Missing a payment is like breaking a promise. The promise that you made when you applied for credit, to pay back an agreed amount an agreed number of times. 

Unlike other promises, however, there are no half measures or mulligans or get-out-of-jail-free cards. If you miss a payment, this will be recorded and kept on your credit record for a minimum of 2 years.

This is why it matters

A missed payment is a massive red flag to credit bureaus and lenders because it might be the first sign that you’re in financial distress. If that’s the case, then you might miss future payments as well. So, the red flags on your credit record are there as a warning to other lenders that you might have trouble meeting your payments in future.

This doesn’t mean that lenders will always decline your application, but they might apply a higher interest rate or other terms to try cover themselves in case you do have money trouble down the road. And in many cases, a single missed payment, even by a day, can trigger a red flag with the credit bureaus. Even though these bureaus operate independently, a missed payment will be registered with all of them very quickly by the offended lender.

This is what happens

A payment is considered missed if you haven’t paid the correct amount by the account due date or if you had insufficient funds to cover a monthly debit order. This date will be on your account statement and may have been negotiated with your lender. For instance, your credit card may be due the 25th of every month, but your personal loan only the 1st of each month to suit your cash flow.
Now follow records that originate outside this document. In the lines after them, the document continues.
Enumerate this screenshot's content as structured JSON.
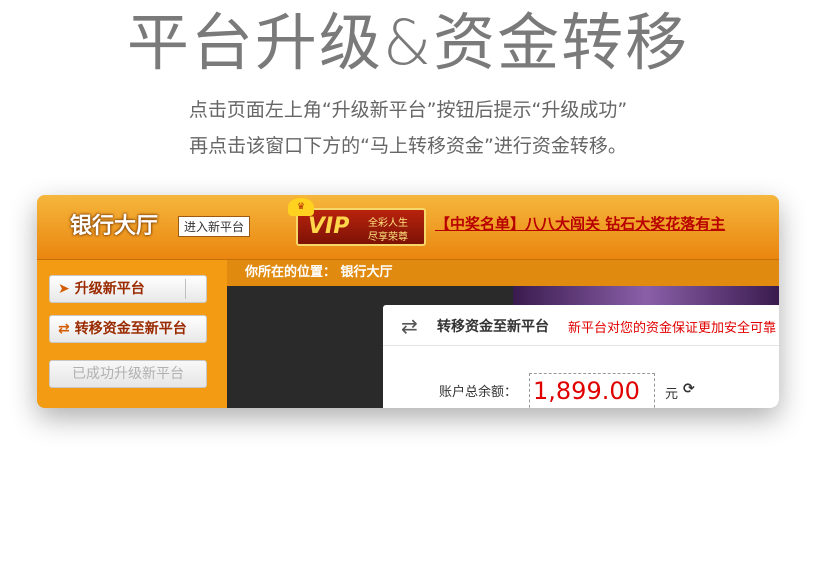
{
  "header": {
    "title": "平台升级&资金转移",
    "desc_line1": "点击页面左上角“升级新平台”按钮后提示“升级成功”",
    "desc_line2": "再点击该窗口下方的“马上转移资金”进行资金转移。"
  },
  "topbar": {
    "hall": "银行大厅",
    "enter_new": "进入新平台",
    "vip_badge": "VIP",
    "vip_sub1": "全彩人生",
    "vip_sub2": "尽享荣尊",
    "ticker": "【中奖名单】八八大闯关 钻石大奖花落有主"
  },
  "sidebar": {
    "upgrade": "升级新平台",
    "transfer": "转移资金至新平台",
    "upgraded": "已成功升级新平台"
  },
  "location": {
    "text": "你所在的位置： 银行大厅"
  },
  "panel": {
    "title": "转移资金至新平台",
    "note": "新平台对您的资金保证更加安全可靠",
    "balance_label": "账户总余额：",
    "balance": "1,899.00",
    "unit": "元"
  },
  "icons": {
    "cursor": "cursor-icon",
    "swap": "swap-arrows-icon",
    "refresh": "refresh-icon"
  }
}
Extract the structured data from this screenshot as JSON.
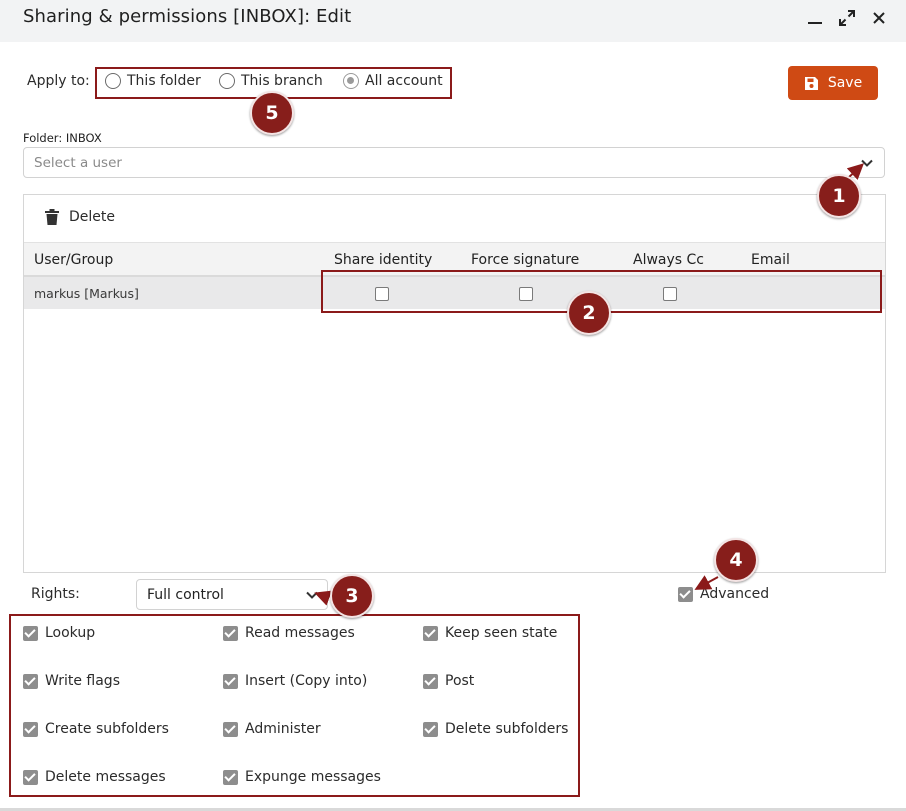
{
  "window": {
    "title": "Sharing & permissions [INBOX]: Edit",
    "controls": [
      "minimize-icon",
      "expand-icon",
      "close-icon"
    ]
  },
  "apply": {
    "label": "Apply to:",
    "options": [
      {
        "label": "This folder",
        "selected": false
      },
      {
        "label": "This branch",
        "selected": false
      },
      {
        "label": "All account",
        "selected": true
      }
    ]
  },
  "save": {
    "label": "Save",
    "icon": "floppy-disk-icon",
    "color": "#cf4a14"
  },
  "folder": {
    "label": "Folder: INBOX",
    "user_select_placeholder": "Select a user"
  },
  "toolbar": {
    "delete_label": "Delete",
    "delete_icon": "trash-icon"
  },
  "table": {
    "headers": [
      "User/Group",
      "Share identity",
      "Force signature",
      "Always Cc",
      "Email"
    ],
    "rows": [
      {
        "user": "markus [Markus]",
        "share_identity": false,
        "force_signature": false,
        "always_cc": false,
        "email": ""
      }
    ]
  },
  "rights": {
    "label": "Rights:",
    "selected": "Full control",
    "advanced_label": "Advanced",
    "advanced_checked": true,
    "permissions": [
      {
        "label": "Lookup",
        "checked": true
      },
      {
        "label": "Read messages",
        "checked": true
      },
      {
        "label": "Keep seen state",
        "checked": true
      },
      {
        "label": "Write flags",
        "checked": true
      },
      {
        "label": "Insert (Copy into)",
        "checked": true
      },
      {
        "label": "Post",
        "checked": true
      },
      {
        "label": "Create subfolders",
        "checked": true
      },
      {
        "label": "Administer",
        "checked": true
      },
      {
        "label": "Delete subfolders",
        "checked": true
      },
      {
        "label": "Delete messages",
        "checked": true
      },
      {
        "label": "Expunge messages",
        "checked": true
      }
    ]
  },
  "annotations": {
    "badges": [
      "1",
      "2",
      "3",
      "4",
      "5"
    ],
    "color": "#8b1a1a"
  }
}
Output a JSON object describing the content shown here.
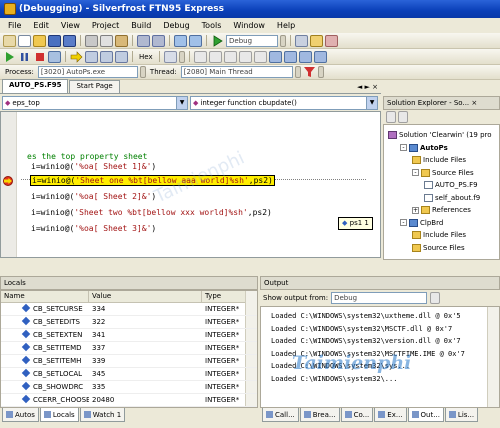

If you see that you’re not able to make a payment, it’s always best to contact your lender to alert them

In either event, a missed payment will trigger an alert from the lender to the credit bureaus that you’ve missed a payment. The purpose of this is to warn anyone else that you may be a credit risk.

That red flag will also influence your credit score, which is a reflection of your creditworthiness. If you have a high score, then lenders will gladly lend to you at favourable rates because they can trust that you’ll pay your debts.

It’s impossible to say exactly how many points your credit score will drop when you miss a payment, because that depends your unique circumstances, but you can expect to see it fall substantially.

Does it help to make payment arrangements?

If you see that you’re not able to make a payment, it’s always best to contact your lender to alert them. This will almost certainly earn you some brownie points and understanding from your lender, but it won’t prevent the missed payment being reported to the credit bureaus. 

Making a payment arrangement is definitely in your best interest, especially because it gives the lender the hope that you’re committed to catching up on late payments. And it gives you some breathing room if you’re struggling to make ends meet.

The long-term goal will be to restore your credit score to its former health. This may take time, but it can be done if you’re committed and disciplined.